Ja, das Erdöl - Gold Nigeria's

@Christa.marga: so ist es! Die Ausbeutung der Schwachen geht weiter wie seit Jahrhunderten; sie sieht nur anders aus.


2
 
 Christa.marga 30. November 2021 
 

Meine Meinung

...die USA haben Interesse an den Bodenschätzen, die es in Nigeria gibt. Wirtschaftliche Interessen haben oberste Priorität, so wie es aussieht.

Da kann man schon mal ein Auge (oder auch zwei) zudrücken, wenn es um Christen geht, die hier entführt, gefoltert und ermordet werden. Die Christen werden von radikal-muslimischen Gruppierungen massakriert und die Regierung Nigerias schreitet dagegen auch nicht ein. Warum wohl???

Es ist ein Hohn, wenn ausgerechnet die Regierung Biden das nicht wahrhaben will.


2
 
 SalvatoreMio 30. November 2021 
 

In Nigeria ist die Religionsfreiheit angeblich nicht eingeschränkt?

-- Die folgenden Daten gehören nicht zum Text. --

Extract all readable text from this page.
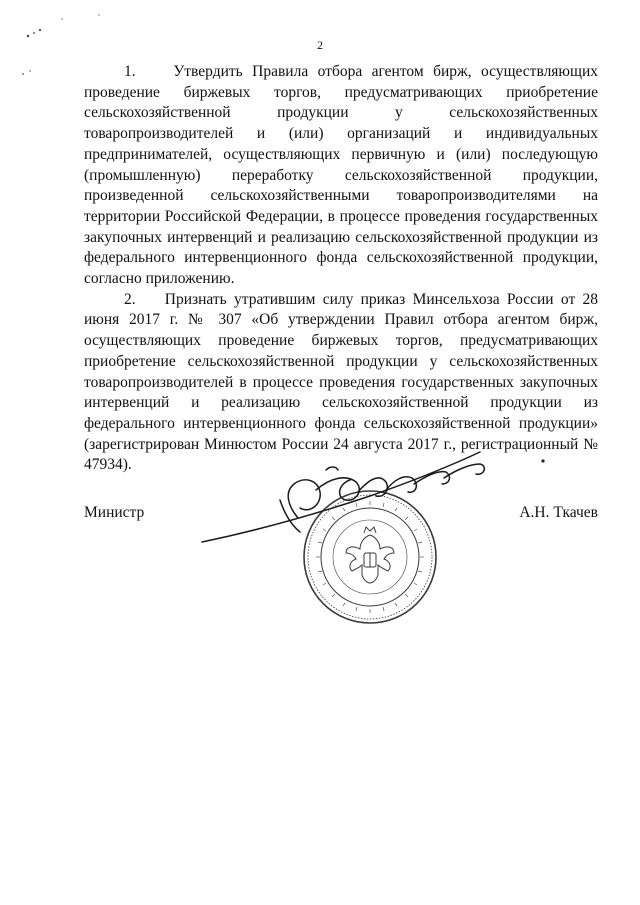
2

1.    Утвердить Правила отбора агентом бирж, осуществляющих проведение биржевых торгов, предусматривающих приобретение сельскохозяйственной продукции у сельскохозяйственных товаропроизводителей и (или) организаций и индивидуальных предпринимателей, осуществляющих первичную и (или) последующую (промышленную) переработку сельскохозяйственной продукции, произведенной сельскохозяйственными товаропроизводителями на территории Российской Федерации, в процессе проведения государственных закупочных интервенций и реализацию сельскохозяйственной продукции из федерального интервенционного фонда сельскохозяйственной продукции, согласно приложению.

2.    Признать утратившим силу приказ Минсельхоза России от 28 июня 2017 г. № 307 «Об утверждении Правил отбора агентом бирж, осуществляющих проведение биржевых торгов, предусматривающих приобретение сельскохозяйственной продукции у сельскохозяйственных товаропроизводителей в процессе проведения государственных закупочных интервенций и реализацию сельскохозяйственной продукции из федерального интервенционного фонда сельскохозяйственной продукции» (зарегистрирован Минюстом России 24 августа 2017 г., регистрационный № 47934).

Министр	А.Н. Ткачев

Ist das ein brutaler Witz?
"28.10.2021: Seitdem der islamische Aufstand in Nigeria im Juli 2009 ernsthaft begonnen hat, wurden mehr als 60.000 Christen ermordet oder bei Razzien entführt." - Kirchen wurden abgefackelt; Gläubige während des Gottesdienstes massakriert usw. - Was ist denn das für eine US-Regierung, die sich sonst immer gerne als "Muster der Tugend" und "Anwalt der Gerechtigkeit" der Welt darstellte?